En 2018, la loi Egalim 1 a élargi la possibilité de dons à la restauration collective et à l’industrie agroalimentaire. Enfin, la loi Anti-Gaspillage pour une Économie Circulaire (AGEC) de 2020 étend la loi Garot au commerce de gros, et adopte des objectifs de réduction de 50 % des pertes et gaspillages. D’ici 2030 pour les producteurs, l’industrie agroalimentaire et les consommateurs, d’ici 2025 pour la distribution et la restauration collective. Des objectifs très ambitieux, qui visent à montrer l’exemple au niveau européen.
Sur le plan international, l’année 2015 a été déterminante, avec l’adoption des objectifs de développement durable (ODD).
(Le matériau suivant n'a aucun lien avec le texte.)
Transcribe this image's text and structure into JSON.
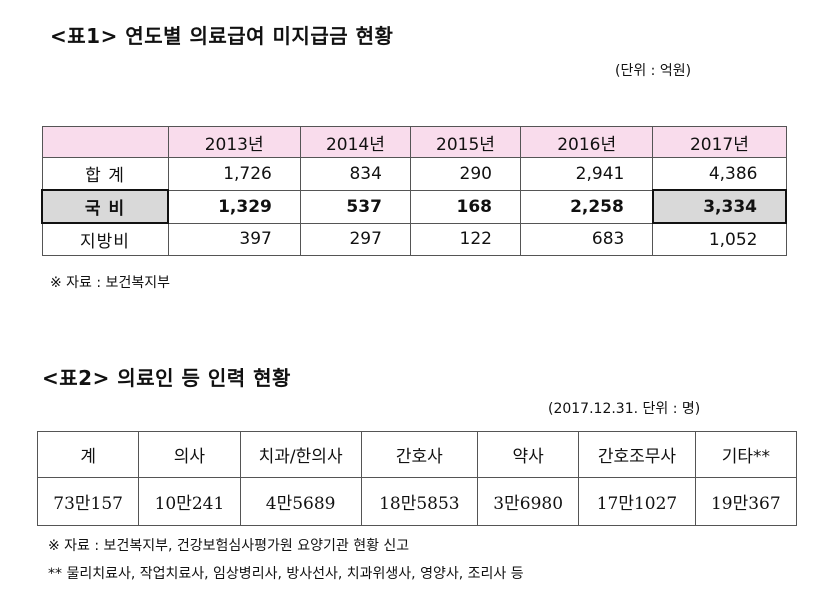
{
  "table1": {
    "title": "<표1> 연도별 의료급여 미지급금 현황",
    "unit": "(단위 : 억원)",
    "headers": [
      "2013년",
      "2014년",
      "2015년",
      "2016년",
      "2017년"
    ],
    "rows": [
      {
        "label": "합 계",
        "values": [
          "1,726",
          "834",
          "290",
          "2,941",
          "4,386"
        ]
      },
      {
        "label": "국 비",
        "values": [
          "1,329",
          "537",
          "168",
          "2,258",
          "3,334"
        ]
      },
      {
        "label": "지방비",
        "values": [
          "397",
          "297",
          "122",
          "683",
          "1,052"
        ]
      }
    ],
    "source": "※ 자료 : 보건복지부"
  },
  "table2": {
    "title": "<표2> 의료인 등 인력 현황",
    "unit": "(2017.12.31. 단위 : 명)",
    "headers": [
      "계",
      "의사",
      "치과/한의사",
      "간호사",
      "약사",
      "간호조무사",
      "기타**"
    ],
    "values": [
      "73만157",
      "10만241",
      "4만5689",
      "18만5853",
      "3만6980",
      "17만1027",
      "19만367"
    ],
    "source": "※ 자료 : 보건복지부, 건강보험심사평가원 요양기관 현황 신고",
    "footnote": "** 물리치료사, 작업치료사, 임상병리사, 방사선사, 치과위생사, 영양사, 조리사 등"
  }
}
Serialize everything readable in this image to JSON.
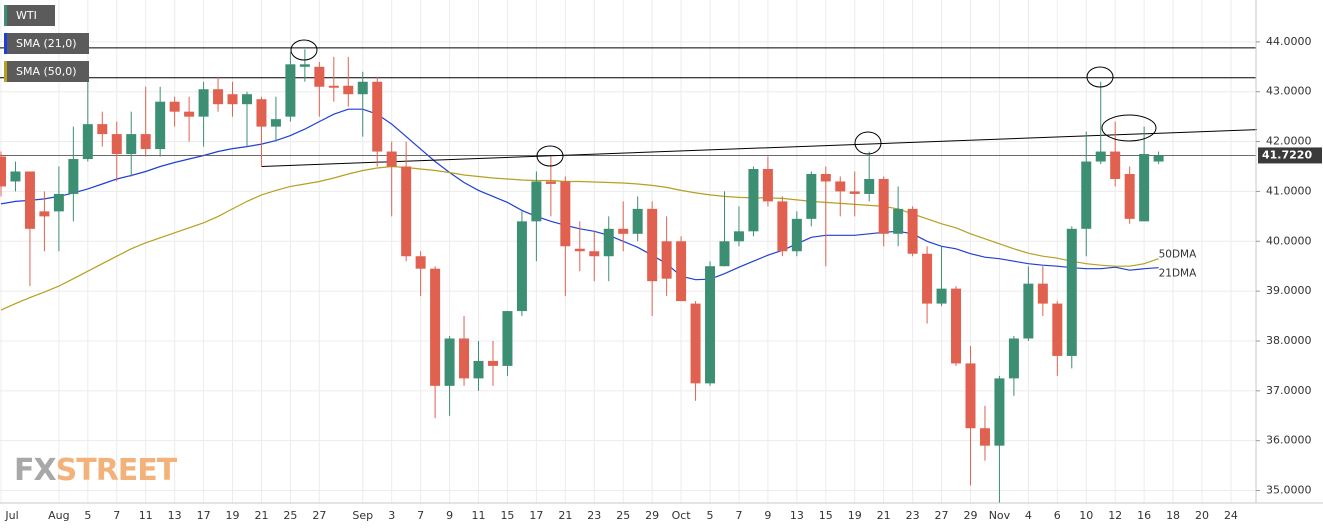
{
  "chart_data": {
    "type": "candlestick",
    "categories": [
      "Jul",
      null,
      null,
      null,
      "Aug",
      null,
      "5",
      null,
      "7",
      null,
      "11",
      null,
      "13",
      null,
      "17",
      null,
      "19",
      null,
      "21",
      null,
      "25",
      null,
      "27",
      null,
      null,
      "Sep",
      null,
      "3",
      null,
      "7",
      null,
      "9",
      null,
      "11",
      null,
      "15",
      null,
      "17",
      null,
      "21",
      null,
      "23",
      null,
      "25",
      null,
      "29",
      null,
      "Oct",
      null,
      "5",
      null,
      "7",
      null,
      "9",
      null,
      "13",
      null,
      "15",
      null,
      "19",
      null,
      "21",
      null,
      "23",
      null,
      "27",
      null,
      "29",
      null,
      "Nov",
      null,
      "4",
      null,
      "6",
      null,
      "10",
      null,
      "12",
      null,
      "16",
      null,
      "18",
      null,
      "20",
      null,
      "24"
    ],
    "series": [
      {
        "name": "WTI",
        "color": "#3d8f73",
        "up_color": "#3d8f73",
        "down_color": "#e06150",
        "open": [
          41.7,
          41.2,
          41.4,
          40.6,
          40.6,
          40.95,
          41.65,
          42.35,
          42.15,
          41.75,
          42.15,
          41.85,
          42.8,
          42.6,
          42.5,
          43.05,
          42.95,
          42.75,
          42.85,
          42.3,
          42.5,
          43.5,
          43.5,
          43.12,
          43.12,
          42.95,
          43.2,
          41.8,
          41.5,
          39.7,
          39.45,
          37.1,
          38.05,
          37.25,
          37.6,
          37.5,
          38.6,
          40.4,
          41.2,
          41.2,
          39.85,
          39.8,
          39.7,
          40.25,
          40.15,
          40.65,
          40.0,
          40.0,
          38.75,
          37.15,
          39.5,
          40.0,
          40.2,
          41.45,
          40.8,
          39.8,
          40.45,
          41.35,
          41.2,
          41.0,
          40.95,
          41.25,
          40.15,
          40.65,
          39.75,
          38.75,
          39.05,
          37.55,
          36.25,
          35.9,
          37.25,
          38.05,
          39.15,
          38.75,
          37.7,
          40.25,
          41.6,
          41.8,
          41.35,
          40.4,
          41.6,
          null,
          null,
          null,
          null,
          null
        ],
        "high": [
          41.8,
          41.6,
          41.4,
          41.0,
          41.5,
          42.3,
          43.4,
          42.6,
          42.4,
          42.6,
          43.1,
          43.1,
          42.9,
          42.9,
          43.2,
          43.3,
          43.2,
          43.0,
          42.9,
          42.9,
          43.8,
          43.85,
          43.6,
          43.7,
          43.7,
          43.4,
          43.3,
          42.0,
          42.0,
          39.8,
          39.5,
          38.1,
          38.5,
          38.0,
          38.0,
          38.6,
          40.6,
          41.4,
          41.7,
          41.3,
          40.4,
          40.2,
          40.5,
          40.8,
          40.9,
          40.8,
          40.5,
          40.1,
          38.8,
          39.6,
          41.0,
          40.7,
          41.5,
          41.7,
          40.9,
          40.6,
          41.4,
          41.5,
          41.3,
          41.4,
          41.8,
          41.3,
          41.1,
          40.7,
          39.9,
          39.9,
          39.1,
          37.9,
          36.7,
          37.3,
          38.1,
          39.5,
          39.5,
          38.8,
          40.3,
          42.2,
          43.2,
          42.4,
          41.5,
          42.3,
          41.8,
          null,
          null,
          null,
          null,
          null
        ],
        "low": [
          40.9,
          41.0,
          39.1,
          39.8,
          39.8,
          40.4,
          41.6,
          41.9,
          41.2,
          41.3,
          41.7,
          41.7,
          42.3,
          42.0,
          41.9,
          42.6,
          42.5,
          41.9,
          41.5,
          42.0,
          42.4,
          43.2,
          42.5,
          42.8,
          42.7,
          42.1,
          41.5,
          40.5,
          39.6,
          38.9,
          36.45,
          36.5,
          37.1,
          37.0,
          37.1,
          37.3,
          38.5,
          39.6,
          40.5,
          38.9,
          39.4,
          39.2,
          39.2,
          39.8,
          40.0,
          38.5,
          38.9,
          38.8,
          36.8,
          37.1,
          39.5,
          39.9,
          40.1,
          40.7,
          39.7,
          39.7,
          40.3,
          39.5,
          40.5,
          40.5,
          40.8,
          39.9,
          39.9,
          39.7,
          38.35,
          38.7,
          37.5,
          35.1,
          35.6,
          34.75,
          36.9,
          38.0,
          38.5,
          37.3,
          37.45,
          39.7,
          41.55,
          41.1,
          40.35,
          40.4,
          41.55,
          null,
          null,
          null,
          null,
          null
        ],
        "close": [
          41.1,
          41.4,
          40.25,
          40.5,
          40.95,
          41.65,
          42.35,
          42.15,
          41.75,
          42.15,
          41.85,
          42.8,
          42.6,
          42.5,
          43.05,
          42.75,
          42.75,
          42.95,
          42.3,
          42.45,
          43.55,
          43.55,
          43.1,
          43.08,
          42.95,
          43.2,
          41.8,
          41.5,
          39.7,
          39.45,
          37.1,
          38.05,
          37.25,
          37.6,
          37.5,
          38.6,
          40.4,
          41.2,
          41.15,
          39.9,
          39.8,
          39.7,
          40.25,
          40.15,
          40.65,
          39.2,
          39.25,
          38.8,
          37.15,
          39.5,
          40.0,
          40.2,
          41.45,
          40.8,
          39.8,
          40.45,
          41.35,
          41.2,
          41.0,
          40.95,
          41.25,
          40.15,
          40.65,
          39.75,
          38.75,
          39.05,
          37.55,
          36.25,
          35.9,
          37.25,
          38.05,
          39.15,
          38.75,
          37.7,
          40.25,
          41.6,
          41.8,
          41.25,
          40.45,
          41.75,
          41.722,
          null,
          null,
          null,
          null,
          null
        ]
      }
    ],
    "indicators": [
      {
        "name": "SMA (21,0)",
        "label": "21DMA",
        "color": "#1f3fd6",
        "values": [
          40.75,
          40.8,
          40.82,
          40.85,
          40.9,
          40.97,
          41.05,
          41.15,
          41.25,
          41.32,
          41.4,
          41.5,
          41.58,
          41.65,
          41.72,
          41.8,
          41.86,
          41.9,
          41.95,
          42.02,
          42.12,
          42.25,
          42.4,
          42.55,
          42.65,
          42.65,
          42.55,
          42.35,
          42.1,
          41.85,
          41.6,
          41.38,
          41.18,
          41.02,
          40.9,
          40.78,
          40.62,
          40.5,
          40.4,
          40.32,
          40.25,
          40.2,
          40.12,
          40.0,
          39.88,
          39.72,
          39.55,
          39.3,
          39.23,
          39.24,
          39.35,
          39.48,
          39.6,
          39.72,
          39.82,
          39.95,
          40.08,
          40.12,
          40.12,
          40.12,
          40.15,
          40.18,
          40.2,
          40.15,
          40.0,
          39.9,
          39.85,
          39.75,
          39.68,
          39.65,
          39.6,
          39.55,
          39.52,
          39.5,
          39.47,
          39.45,
          39.45,
          39.48,
          39.42,
          39.45,
          39.47,
          null,
          null,
          null,
          null,
          null
        ]
      },
      {
        "name": "SMA (50,0)",
        "label": "50DMA",
        "color": "#b5a020",
        "values": [
          38.62,
          38.75,
          38.87,
          38.98,
          39.1,
          39.25,
          39.4,
          39.55,
          39.7,
          39.85,
          39.97,
          40.07,
          40.17,
          40.27,
          40.37,
          40.5,
          40.65,
          40.8,
          40.93,
          41.02,
          41.1,
          41.15,
          41.2,
          41.27,
          41.35,
          41.42,
          41.47,
          41.5,
          41.48,
          41.45,
          41.42,
          41.38,
          41.33,
          41.3,
          41.27,
          41.25,
          41.23,
          41.22,
          41.22,
          41.2,
          41.2,
          41.19,
          41.18,
          41.17,
          41.15,
          41.12,
          41.08,
          41.02,
          40.97,
          40.93,
          40.9,
          40.88,
          40.87,
          40.87,
          40.86,
          40.83,
          40.8,
          40.78,
          40.76,
          40.74,
          40.72,
          40.7,
          40.65,
          40.55,
          40.45,
          40.35,
          40.27,
          40.15,
          40.05,
          39.95,
          39.85,
          39.76,
          39.7,
          39.66,
          39.6,
          39.55,
          39.52,
          39.5,
          39.5,
          39.55,
          39.65,
          null,
          null,
          null,
          null,
          null
        ]
      }
    ],
    "levels": [
      43.88,
      43.28
    ],
    "trendline": {
      "x": [
        18,
        86.8
      ],
      "y": [
        41.5,
        42.24
      ]
    },
    "last_price": {
      "value": 41.722,
      "label": "41.7220"
    },
    "ylim": [
      34.75,
      44.84
    ],
    "yticks": [
      {
        "value": 35,
        "label": "35.0000"
      },
      {
        "value": 36,
        "label": "36.0000"
      },
      {
        "value": 37,
        "label": "37.0000"
      },
      {
        "value": 38,
        "label": "38.0000"
      },
      {
        "value": 39,
        "label": "39.0000"
      },
      {
        "value": 40,
        "label": "40.0000"
      },
      {
        "value": 41,
        "label": "41.0000"
      },
      {
        "value": 42,
        "label": "42.0000"
      },
      {
        "value": 43,
        "label": "43.0000"
      },
      {
        "value": 44,
        "label": "44.0000"
      }
    ],
    "grid": true,
    "watermark": [
      "FX",
      "STREET"
    ]
  }
}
L’objectif retenu est, d’ici 2030, de réduire de moitié le volume de déchets alimentaires par habitant au niveau de la distribution comme de la consommation et de réduire les pertes tout au long des chaînes de production et d’approvisionnement.
En France, cette prise de conscience a‑t-elle déjà permis de réduire le gaspillage ?
Il n’existe pas encore d’indicateurs fiables permettant de suivre l’évolution du gaspillage. De nombreux acteurs, que ce soit en amont (agriculteurs et éleveurs) ou en aval (notamment restauration commerciale, artisans commerçants, foyers), n’ont qu’une vague idée de ce qu’ils perdent, et ont souvent tendance à le sous-estimer. Quant aux industriels et aux distributeurs, ils sont souvent confrontés à un problème de confidentialité des données.
Mais une directive européenne rend obligatoire, à compter de 2023, la publication par pays tous les 4 ans d’un chiffre global de gaspillage et tous les ans d’un chiffre par poste : restauration collective, individuelle, foyers, etc.
Notre objectif à l’Ademe est de mettre en place des outils pour aider les acteurs à chaque maillon de la chaîne à faire des diagnostics et définir ses actions de réduction. Nous avons déjà mis au point de tels outils, par exemple pour les cantines, qui aident les gestionnaires à mesurer les déchets, puis à les réduire2 ou encore pour les industriels de l’agro-alimentaire3. L’important est de mettre le pied à l’étrier, de montrer aux différents acteurs que c’est possible et profitable puisque cela permet d’économiser sur les coûts de production.
L’objectif de réduction de 50 % vous semble-t-il réaliste ?
Il est très ambitieux, car il est souvent assez simple de réduire de 30 % ses pertes, mais pour atteindre les 50 % cela demande une vraie réflexion et des changements de comportements. Mais les personnes sont accompagnées, c’est faisable. En 2019, nous avons recruté, dans le cadre d’une opération « zéro gâchis académie », 243 foyers qui ont accepté d’évaluer leur gaspillage, puis de suivre des gestes « anti-gaspi ». Un an après le début de l’enquête, ils ont de nouveau pesé les produits alimentaires jetés : ils avaient réduit leur gaspillage de 59 % !
Les moyens consacrés à la lutte contre le gaspillage sont-ils suffisants ?
Ils sont en baisse. Si d’importants moyens ont été mis en place en 2016 et 2017, il est difficile depuis de les mobiliser. Il est pourtant indispensable d’avoir des relais sur les territoires comme les RÉseaux de Lutte contre le Gaspillage Alimentaire (RÉGAL) qui aident à sensibiliser l’ensemble des acteurs. Il serait également nécessaire de faire une grande campagne nationale d’information sur cette problématique.
Heureusement dans la société civile, des entreprises comme Too Good To Go ou Phenix n’ont pas attendu pour agir, et secouent efficacement les pouvoirs publics comme les consommateurs, en inventant des solutions originales pour lutter contre le gaspillage.